Het motiveren van de
leerlingen is door tal van omstandigheden wel moeilijker geworden, o.a. door de
aantasting van het gezag van de leerkracht. Onderwijs kan niet zonder de
autoriteit van de meester. Vorming kan niet zonder het bijna blindelings
vertrouwen dat datgene wat de meester (de school) aanbrengt ook belangrijk is.
Uit de vele recente studies omtrent de rol van actieve imitatie bij het leren
kunnen we afleiden dat kinderen sterk gericht zijn op (actieve) imitatie van de
kennis, intenties en attitudes van de leerkracht en van de medeleerlingen.
Volgens Savater zijn
het dus eerder de leerlingen die zich moeten inleven in de leerkracht, dan de
leerkracht die zich moet inleven in de leerling(en). Volgens Laevers moet de
leerkracht zich vooral inleven in wat elke leerling innerlijk beleeft, zinvol
vindt. Hij beschrijft de leraar vooral als een coach die aandachtig moet
observeren wat de leerling individueel bezielt en verwacht; hij moet
achterhalen welke zijn leervragen zijn. Met wat oudere leerlingen moet
permanent onderhandeld worden over wat ze al dan niet zinvol vinden. Savater en
de meeste onderwijskundigen verkondigen een andere visie: verwachtingen worden
door anderen leerkrachten, ouders,
gewekt (cf. visie van Lacan).
2.2
Betrokkenheid: eerder resultaat dan voorwaarde
De prestaties van de leerlingen zitten o.i. niet zozeer op
de rug van de spontane betrokkenheid en het momentaan welbevinden, maar eerder
omgekeerd. De betrokkenheid (motivatie) en het welbevinden stijgen naarmate een
leerling er in slaagt een bepaalde prestatie te leveren bv. tot het besef
komt dat hij nieuwe woordjes al zelfstandig kan lezen. Laevers gaat er eerder
van uit dat betrokkenheid en welbevinden iets is dat al volledig moet aanwezig
zijn op het moment waarop de leerling de eerste leesoefeningen krijgt. Wij gaan
ervan uit dat betrokkenheid niet iets is dat vooraf al volledig aanwezig moet
zijn.
Luc Ferry, filosoof
en ex-minister onderwijs, formuleert het zo: "De modieuze opvatting dat de
leerlingen eerst intrinsiek gemotiveerd moeten zijn/worden vooraleer men ze aan
het werk kan zetten, moet in vraag gesteld worden. Het is eerder het
omgekeerde: men interesseert zich maar echt en intens voor iets waaraan men
veel gewerkt heeft, aanvankelijk vaak
onder dwang (extrinsieke motivering). Veel 'moderne' pedagogen
verwachten ten onrechte alle heil van het ludieke (het onmiddellijk
welbevinden)" (Humaniser par le travail, Le Monde de l'Education, juli 2005).

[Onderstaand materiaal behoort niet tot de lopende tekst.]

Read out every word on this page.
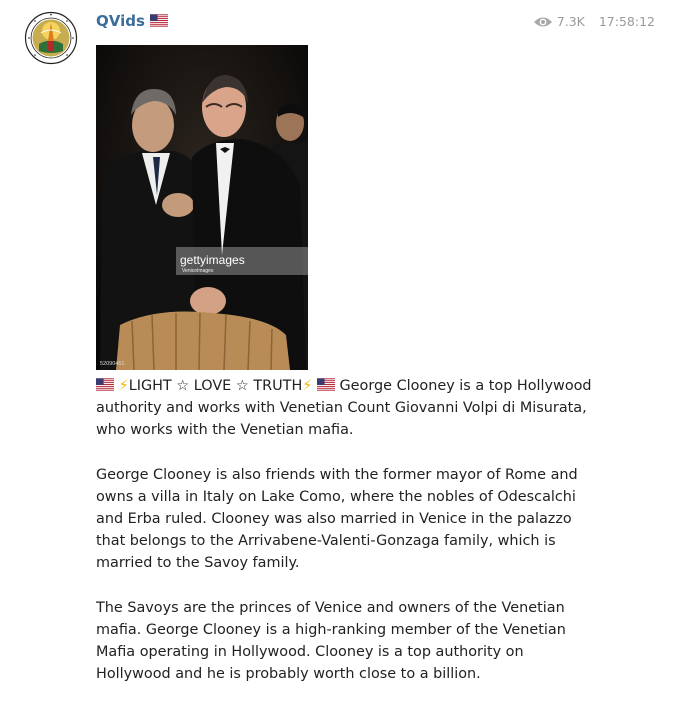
QVids	7.3K 17:58:12
gettyimages
VeniceImages
52090461

⚡LIGHT ☆ LOVE ☆ TRUTH⚡ George Clooney is a top Hollywood authority and works with Venetian Count Giovanni Volpi di Misurata, who works with the Venetian mafia.

George Clooney is also friends with the former mayor of Rome and owns a villa in Italy on Lake Como, where the nobles of Odescalchi and Erba ruled. Clooney was also married in Venice in the palazzo that belongs to the Arrivabene-Valenti-Gonzaga family, which is married to the Savoy family.

The Savoys are the princes of Venice and owners of the Venetian mafia. George Clooney is a high-ranking member of the Venetian Mafia operating in Hollywood. Clooney is a top authority on Hollywood and he is probably worth close to a billion.
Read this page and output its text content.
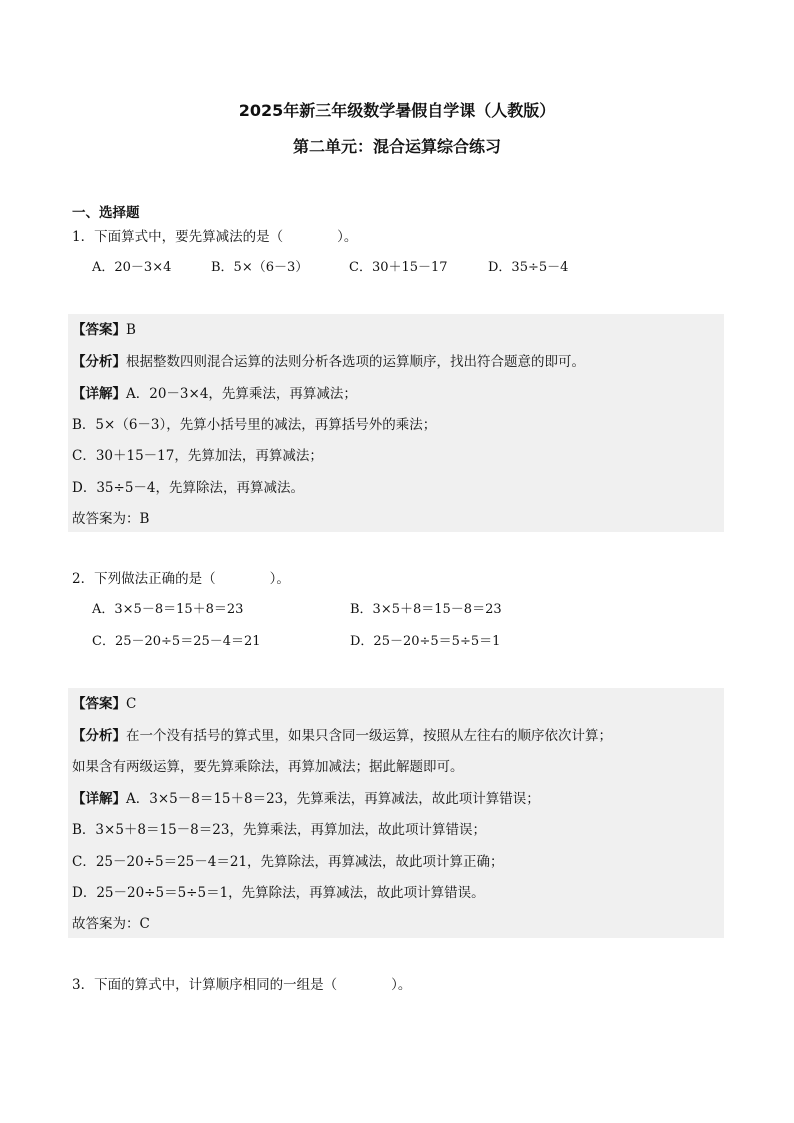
2025年新三年级数学暑假自学课（人教版）
第二单元：混合运算综合练习
一、选择题
1．下面算式中，要先算减法的是（　　　　）。
A．20－3×4	B．5×（6－3）	C．30＋15－17	D．35÷5－4
【答案】B
【分析】根据整数四则混合运算的法则分析各选项的运算顺序，找出符合题意的即可。
【详解】A．20－3×4，先算乘法，再算减法；
B．5×（6－3），先算小括号里的减法，再算括号外的乘法；
C．30＋15－17，先算加法，再算减法；
D．35÷5－4，先算除法，再算减法。
故答案为：B
2．下列做法正确的是（　　　　）。
A．3×5－8＝15＋8＝23	B．3×5＋8＝15－8＝23
C．25－20÷5＝25－4＝21	D．25－20÷5＝5÷5＝1
【答案】C
【分析】在一个没有括号的算式里，如果只含同一级运算，按照从左往右的顺序依次计算；
如果含有两级运算，要先算乘除法，再算加减法；据此解题即可。
【详解】A．3×5－8＝15＋8＝23，先算乘法，再算减法，故此项计算错误；
B．3×5＋8＝15－8＝23，先算乘法，再算加法，故此项计算错误；
C．25－20÷5＝25－4＝21，先算除法，再算减法，故此项计算正确；
D．25－20÷5＝5÷5＝1，先算除法，再算减法，故此项计算错误。
故答案为：C
3．下面的算式中，计算顺序相同的一组是（　　　　）。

Het kind verwerft volgens Ferry vooral autonomie en vrijheid via het werk, dat
tegelijk een oefening betekent in het verwerven van meer autonomie en een
confrontatie met de intellectuele en fysische wereld, die een zekere weerstand
biedt en vereist dat men een inspanning levert om die weerstand te overwinnen.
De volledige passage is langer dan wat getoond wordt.